Well, the primary method is to look at the neural correlates that are present when creatures are conscious and no present when they slip into unconsciousness and also look at behaviorally if they appear to be conscious. This is, of course, difficult, and is a reason to have fairly cautious laws.
Btw, you should write more, your articles are really good!
Honest question: why would it be morally acceptable to kill an unconscious fetus, but not an unconscious adult?
Clearly murdering someone in their sleep is not morally different than killing than while they are awake (excepting that killing them in their sleep may be less painful). Yet if it is consciousness that determines whether someone is "unkillable" or not, then what's wrong with killing a sleeping man? True, he will be conscious given some time, but so will the fetus. Also true, even if he is not currently conscious he is the kind-of-a-thing that is conscious by nature: but so is a fetus.
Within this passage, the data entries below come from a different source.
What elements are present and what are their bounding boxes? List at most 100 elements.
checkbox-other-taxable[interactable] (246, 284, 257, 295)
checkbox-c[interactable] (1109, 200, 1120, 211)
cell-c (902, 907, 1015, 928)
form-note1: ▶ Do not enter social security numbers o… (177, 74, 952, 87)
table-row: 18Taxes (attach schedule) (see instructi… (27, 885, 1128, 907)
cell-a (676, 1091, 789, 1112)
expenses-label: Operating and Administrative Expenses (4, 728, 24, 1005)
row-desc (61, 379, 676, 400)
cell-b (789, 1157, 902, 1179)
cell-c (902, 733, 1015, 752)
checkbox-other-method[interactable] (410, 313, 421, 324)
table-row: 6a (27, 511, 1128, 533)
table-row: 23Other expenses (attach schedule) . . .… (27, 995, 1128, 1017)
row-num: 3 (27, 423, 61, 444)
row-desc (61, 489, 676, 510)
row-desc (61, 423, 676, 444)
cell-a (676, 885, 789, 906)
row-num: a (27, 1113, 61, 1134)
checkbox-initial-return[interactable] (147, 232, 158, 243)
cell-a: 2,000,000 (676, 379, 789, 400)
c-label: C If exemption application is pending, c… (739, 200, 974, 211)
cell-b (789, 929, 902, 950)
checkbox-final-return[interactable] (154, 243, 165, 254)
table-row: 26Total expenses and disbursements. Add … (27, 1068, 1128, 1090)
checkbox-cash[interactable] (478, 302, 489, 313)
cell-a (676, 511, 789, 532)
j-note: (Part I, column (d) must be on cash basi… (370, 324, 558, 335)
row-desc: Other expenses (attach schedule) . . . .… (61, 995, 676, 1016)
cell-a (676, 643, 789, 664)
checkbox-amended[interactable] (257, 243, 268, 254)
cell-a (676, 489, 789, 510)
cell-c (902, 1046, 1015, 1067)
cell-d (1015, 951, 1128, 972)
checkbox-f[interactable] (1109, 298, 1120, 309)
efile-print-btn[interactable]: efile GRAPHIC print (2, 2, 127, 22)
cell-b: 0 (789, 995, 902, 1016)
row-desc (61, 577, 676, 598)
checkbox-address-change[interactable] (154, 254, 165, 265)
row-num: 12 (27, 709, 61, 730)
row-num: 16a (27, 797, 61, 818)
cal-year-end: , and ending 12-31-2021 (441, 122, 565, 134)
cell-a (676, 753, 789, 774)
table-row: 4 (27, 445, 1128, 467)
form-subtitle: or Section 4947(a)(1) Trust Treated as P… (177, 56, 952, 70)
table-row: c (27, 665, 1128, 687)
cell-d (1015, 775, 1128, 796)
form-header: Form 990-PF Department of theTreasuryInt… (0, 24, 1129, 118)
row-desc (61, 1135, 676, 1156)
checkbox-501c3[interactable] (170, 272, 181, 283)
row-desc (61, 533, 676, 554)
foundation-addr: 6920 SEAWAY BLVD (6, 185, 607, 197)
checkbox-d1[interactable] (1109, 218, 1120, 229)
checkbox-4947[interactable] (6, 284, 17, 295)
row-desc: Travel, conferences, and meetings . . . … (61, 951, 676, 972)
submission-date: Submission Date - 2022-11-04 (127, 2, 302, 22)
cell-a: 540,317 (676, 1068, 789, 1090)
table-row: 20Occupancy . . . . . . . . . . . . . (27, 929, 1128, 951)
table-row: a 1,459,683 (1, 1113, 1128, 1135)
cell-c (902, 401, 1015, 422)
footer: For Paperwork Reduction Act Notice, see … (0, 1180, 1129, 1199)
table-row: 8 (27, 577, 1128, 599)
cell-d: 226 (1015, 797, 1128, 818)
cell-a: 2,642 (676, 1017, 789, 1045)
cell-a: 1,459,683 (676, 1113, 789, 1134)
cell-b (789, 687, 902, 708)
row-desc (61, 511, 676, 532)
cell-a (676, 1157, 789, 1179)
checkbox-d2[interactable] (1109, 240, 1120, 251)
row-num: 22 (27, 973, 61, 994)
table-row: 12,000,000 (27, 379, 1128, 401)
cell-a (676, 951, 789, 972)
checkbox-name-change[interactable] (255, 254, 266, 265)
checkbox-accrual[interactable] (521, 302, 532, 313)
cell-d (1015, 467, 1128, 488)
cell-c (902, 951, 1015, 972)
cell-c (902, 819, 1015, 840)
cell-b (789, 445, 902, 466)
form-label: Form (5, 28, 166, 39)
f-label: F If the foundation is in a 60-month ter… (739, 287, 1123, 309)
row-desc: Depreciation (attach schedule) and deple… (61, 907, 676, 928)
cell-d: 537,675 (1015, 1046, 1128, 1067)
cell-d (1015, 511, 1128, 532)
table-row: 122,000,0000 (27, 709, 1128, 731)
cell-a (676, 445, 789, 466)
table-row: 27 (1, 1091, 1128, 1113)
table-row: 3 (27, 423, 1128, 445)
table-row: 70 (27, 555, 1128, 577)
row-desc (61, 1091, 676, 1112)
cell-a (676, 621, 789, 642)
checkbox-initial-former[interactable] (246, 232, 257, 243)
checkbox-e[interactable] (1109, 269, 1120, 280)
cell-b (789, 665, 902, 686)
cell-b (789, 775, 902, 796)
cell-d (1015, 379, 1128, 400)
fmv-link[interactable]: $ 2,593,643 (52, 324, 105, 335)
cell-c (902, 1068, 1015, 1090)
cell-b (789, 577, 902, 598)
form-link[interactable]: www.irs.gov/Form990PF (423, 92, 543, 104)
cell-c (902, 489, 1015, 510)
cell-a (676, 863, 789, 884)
And thirdly it is true that by killing his unconscious self you are robbing him of all his future conscious life: but that is even more true of the fetus.
How do you solve this problem?
Because they have had consciousness. They've gotten their soul already, so you're committing murder.
So it’s not being conscious that matters, but having been conscious at some point in the past?
Don’t you believe it’s probable that all of us have had previous lives? If that is the case, then each fetus has been conscious before too and has a “soul”.